Consider the differences between mutual funds and index ETFs before you decide which one is right for your portfolio.
|Index ETFs||Mutual Funds|
|Track composition of an index||May track an index or a fund manager; may select underlying investments|
|Typically managed passively||Can be actively or passively managed|
|Can be traded on an exchange at any time like stocks||Can only be bought or sold once during the day|
|Tax on capital gains when you sell index ETF shares||Capital gains distribution and tax liabilities can arise when the fund manager sells shares held by the fund|
|Cost less than mutual funds||Typically cost more than ETFs|
ETFs have a few advantages over mutual funds—one being that they trade intraday on an exchange instead of once per day after market close like mutual funds.
When you purchase an ETF, you are not directly purchasing it from the fund company. Rather, you are buying it from a third party known as an authorized participant (AP) who handles the buying and selling of the ETF’s underlying securities.
While buying an ETF isn’t a taxable event, you may pay capital gains taxes when you sell it. If you hold an ETF for less than a year, you may be subject to short-term capital gains taxes on any profits; after one year, your profits will be taxed at the long-term capital gains rate. Short-term capital gains are equal to your ordinary income tax rate, while long-term capital gains taxes can be taxed between 0-20%, depending on your taxable income. Contrast that with mutual fund holders, who pay capital gains taxes whenever the fund company sells a stock after holding it at a profit.
Compared to mutual funds, investing in index ETFs may be a compelling prospect for investors looking to minimize the impact of taxes on their long-term gains.

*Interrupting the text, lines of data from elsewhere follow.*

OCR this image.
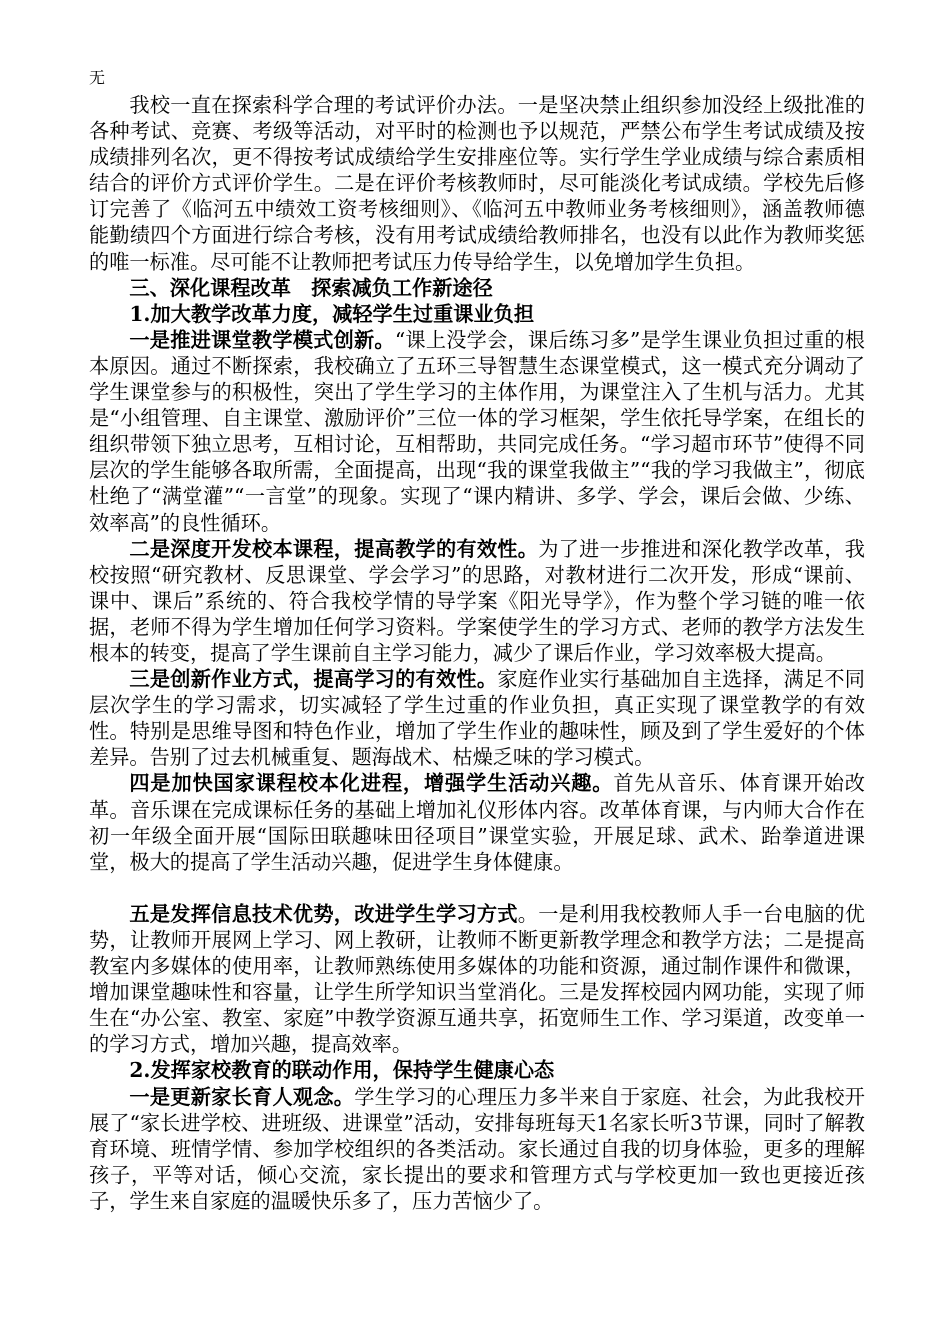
无

我校一直在探索科学合理的考试评价办法。一是坚决禁止组织参加没经上级批准的各种考试、竞赛、考级等活动，对平时的检测也予以规范，严禁公布学生考试成绩及按成绩排列名次，更不得按考试成绩给学生安排座位等。实行学生学业成绩与综合素质相结合的评价方式评价学生。二是在评价考核教师时，尽可能淡化考试成绩。学校先后修订完善了《临河五中绩效工资考核细则》、《临河五中教师业务考核细则》，涵盖教师德能勤绩四个方面进行综合考核，没有用考试成绩给教师排名，也没有以此作为教师奖惩的唯一标准。尽可能不让教师把考试压力传导给学生，以免增加学生负担。

三、深化课程改革　探索减负工作新途径
1.加大教学改革力度，减轻学生过重课业负担

一是推进课堂教学模式创新。“课上没学会，课后练习多”是学生课业负担过重的根本原因。通过不断探索，我校确立了五环三导智慧生态课堂模式，这一模式充分调动了学生课堂参与的积极性，突出了学生学习的主体作用，为课堂注入了生机与活力。尤其是“小组管理、自主课堂、激励评价”三位一体的学习框架，学生依托导学案，在组长的组织带领下独立思考，互相讨论，互相帮助，共同完成任务。“学习超市环节”使得不同层次的学生能够各取所需，全面提高，出现“我的课堂我做主”“我的学习我做主”，彻底杜绝了“满堂灌”“一言堂”的现象。实现了“课内精讲、多学、学会，课后会做、少练、效率高”的良性循环。

二是深度开发校本课程，提高教学的有效性。为了进一步推进和深化教学改革，我校按照“研究教材、反思课堂、学会学习”的思路，对教材进行二次开发，形成“课前、课中、课后”系统的、符合我校学情的导学案《阳光导学》，作为整个学习链的唯一依据，老师不得为学生增加任何学习资料。学案使学生的学习方式、老师的教学方法发生根本的转变，提高了学生课前自主学习能力，减少了课后作业，学习效率极大提高。

三是创新作业方式，提高学习的有效性。家庭作业实行基础加自主选择，满足不同层次学生的学习需求，切实减轻了学生过重的作业负担，真正实现了课堂教学的有效性。特别是思维导图和特色作业，增加了学生作业的趣味性，顾及到了学生爱好的个体差异。告别了过去机械重复、题海战术、枯燥乏味的学习模式。

四是加快国家课程校本化进程，增强学生活动兴趣。首先从音乐、体育课开始改革。音乐课在完成课标任务的基础上增加礼仪形体内容。改革体育课，与内师大合作在初一年级全面开展“国际田联趣味田径项目”课堂实验，开展足球、武术、跆拳道进课堂，极大的提高了学生活动兴趣，促进学生身体健康。

五是发挥信息技术优势，改进学生学习方式。一是利用我校教师人手一台电脑的优势，让教师开展网上学习、网上教研，让教师不断更新教学理念和教学方法；二是提高教室内多媒体的使用率，让教师熟练使用多媒体的功能和资源，通过制作课件和微课，增加课堂趣味性和容量，让学生所学知识当堂消化。三是发挥校园内网功能，实现了师生在“办公室、教室、家庭”中教学资源互通共享，拓宽师生工作、学习渠道，改变单一的学习方式，增加兴趣，提高效率。

2.发挥家校教育的联动作用，保持学生健康心态

一是更新家长育人观念。学生学习的心理压力多半来自于家庭、社会，为此我校开展了“家长进学校、进班级、进课堂”活动，安排每班每天1名家长听3节课，同时了解教育环境、班情学情、参加学校组织的各类活动。家长通过自我的切身体验，更多的理解孩子，平等对话，倾心交流，家长提出的要求和管理方式与学校更加一致也更接近孩子，学生来自家庭的温暖快乐多了，压力苦恼少了。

Another advantage of index ETFs is their low cost. Index mutual fund costs have come down a lot over the past few decades or so. But some mutual funds still charge investors a fee just to buy the fund, called a front-end load—and a high annual fee on top of that. Many index ETFs have annual expense ratios (the percentage of the fund’s assets used for administrative and operating costs) in the single digits and no loads.
What They Mean for Individual Investors
Index ETFs offer a lot of flexibility for individual investors. You can:
- Start a retirement account and invest it all in an S&P 500 ETF while reaping the long-term benefits and potential returns of a diversified stock portfolio.

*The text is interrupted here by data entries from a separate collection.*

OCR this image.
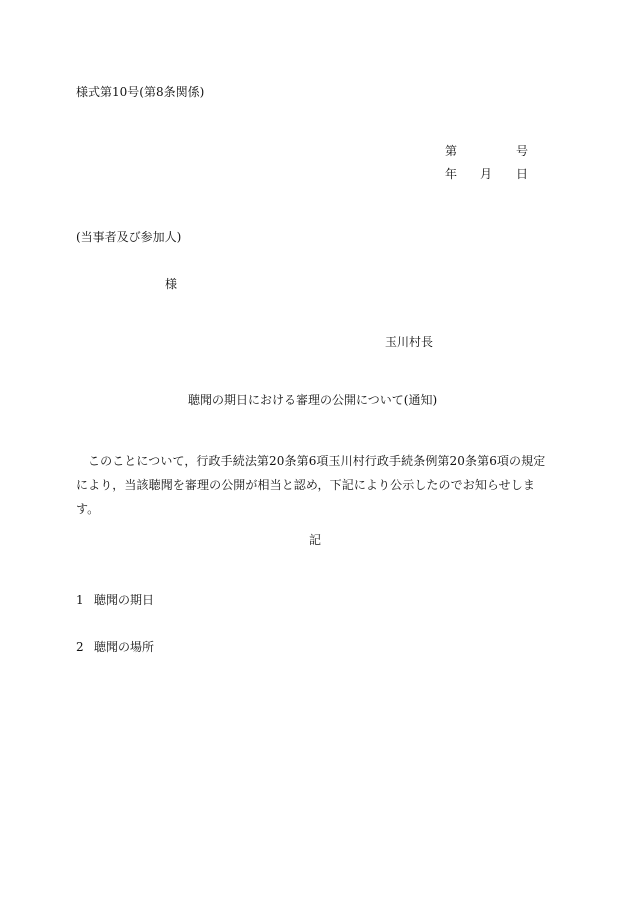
様式第10号(第8条関係)
第	号
年 月 日
(当事者及び参加人)
様
玉川村長
聴聞の期日における審理の公開について(通知)
このことについて，行政手続法第20条第6項玉川村行政手続条例第20条第6項の規定により，当該聴聞を審理の公開が相当と認め，下記により公示したのでお知らせします。
記
1 聴聞の期日
2 聴聞の場所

- Use index ETFs to create a smart asset allocation portfolio to diversify into different asset classes for better risk-adjusted returns.
- Use non-traditional ETF index funds to invest based on value, quality, or your personal morals.

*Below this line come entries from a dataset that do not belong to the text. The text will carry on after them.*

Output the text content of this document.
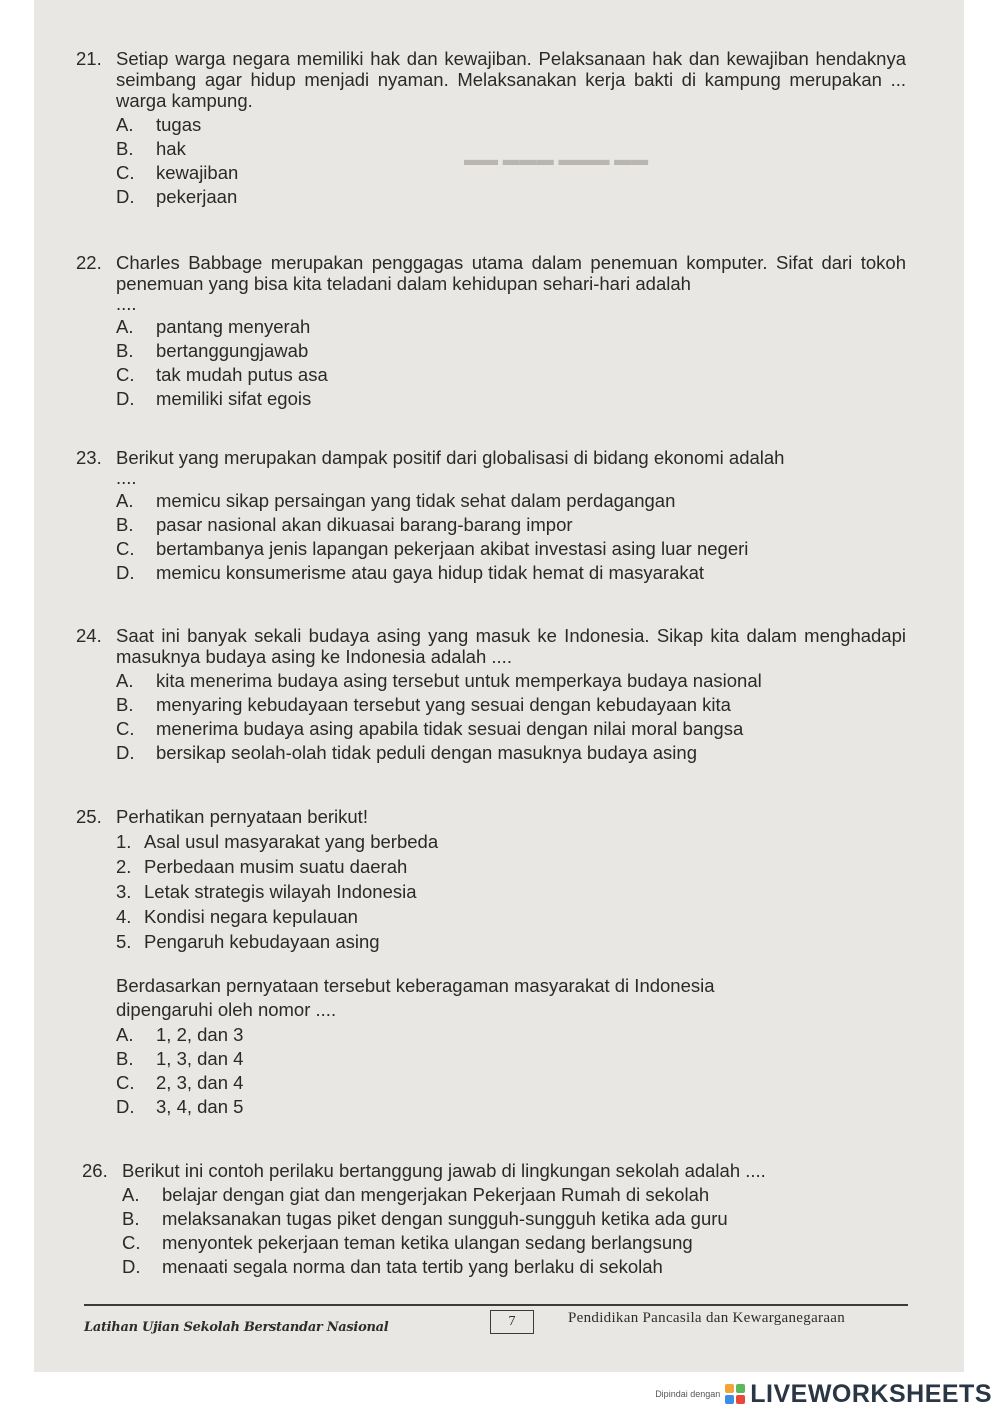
▬▬ ▬▬▬ ▬▬▬ ▬▬
21. Setiap warga negara memiliki hak dan kewajiban. Pelaksanaan hak dan kewajiban hendaknya seimbang agar hidup menjadi nyaman. Melaksanakan kerja bakti di kampung merupakan ... warga kampung.
A. tugas
B. hak
C. kewajiban
D. pekerjaan
22. Charles Babbage merupakan penggagas utama dalam penemuan komputer. Sifat dari tokoh penemuan yang bisa kita teladani dalam kehidupan sehari-hari adalah
....
A. pantang menyerah
B. bertanggungjawab
C. tak mudah putus asa
D. memiliki sifat egois
23. Berikut yang merupakan dampak positif dari globalisasi di bidang ekonomi adalah
....
A. memicu sikap persaingan yang tidak sehat dalam perdagangan
B. pasar nasional akan dikuasai barang-barang impor
C. bertambanya jenis lapangan pekerjaan akibat investasi asing luar negeri
D. memicu konsumerisme atau gaya hidup tidak hemat di masyarakat
24. Saat ini banyak sekali budaya asing yang masuk ke Indonesia. Sikap kita dalam menghadapi masuknya budaya asing ke Indonesia adalah ....
A. kita menerima budaya asing tersebut untuk memperkaya budaya nasional
B. menyaring kebudayaan tersebut yang sesuai dengan kebudayaan kita
C. menerima budaya asing apabila tidak sesuai dengan nilai moral bangsa
D. bersikap seolah-olah tidak peduli dengan masuknya budaya asing
25. Perhatikan pernyataan berikut!
1. Asal usul masyarakat yang berbeda
2. Perbedaan musim suatu daerah
3. Letak strategis wilayah Indonesia
4. Kondisi negara kepulauan
5. Pengaruh kebudayaan asing
Berdasarkan pernyataan tersebut keberagaman masyarakat di Indonesia
dipengaruhi oleh nomor ....
A. 1, 2, dan 3
B. 1, 3, dan 4
C. 2, 3, dan 4
D. 3, 4, dan 5
26. Berikut ini contoh perilaku bertanggung jawab di lingkungan sekolah adalah ....
A. belajar dengan giat dan mengerjakan Pekerjaan Rumah di sekolah
B. melaksanakan tugas piket dengan sungguh-sungguh ketika ada guru
C. menyontek pekerjaan teman ketika ulangan sedang berlangsung
D. menaati segala norma dan tata tertib yang berlaku di sekolah
Latihan Ujian Sekolah Berstandar Nasional	7	Pendidikan Pancasila dan Kewarganegaraan
Dipindai dengan LIVEWORKSHEETS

The main alternative to index ETFs is index mutual funds. You’re likely familiar with these if you have ever made investment decisions in a 401(k), for example.
ETFs are generally superior to mutual funds for the reasons discussed above, including lower fees and better tax efficiency. However, if you’re stuck with index mutual funds in a 401(k) or a similar investing scenario, and you stick to smart investing principles, you’ll still be able to take advantage of their benefits over the long term.
- Index exchange-traded funds (ETFs) invest a pool of money in an attempt to replicate the performance of an underlying index.
- Index ETFs trade on exchanges like stocks.
- Generally, index ETFs have better fees and tax efficiency than mutual funds.
- You can use index ETFs for diversification and other strategies as an individual investor.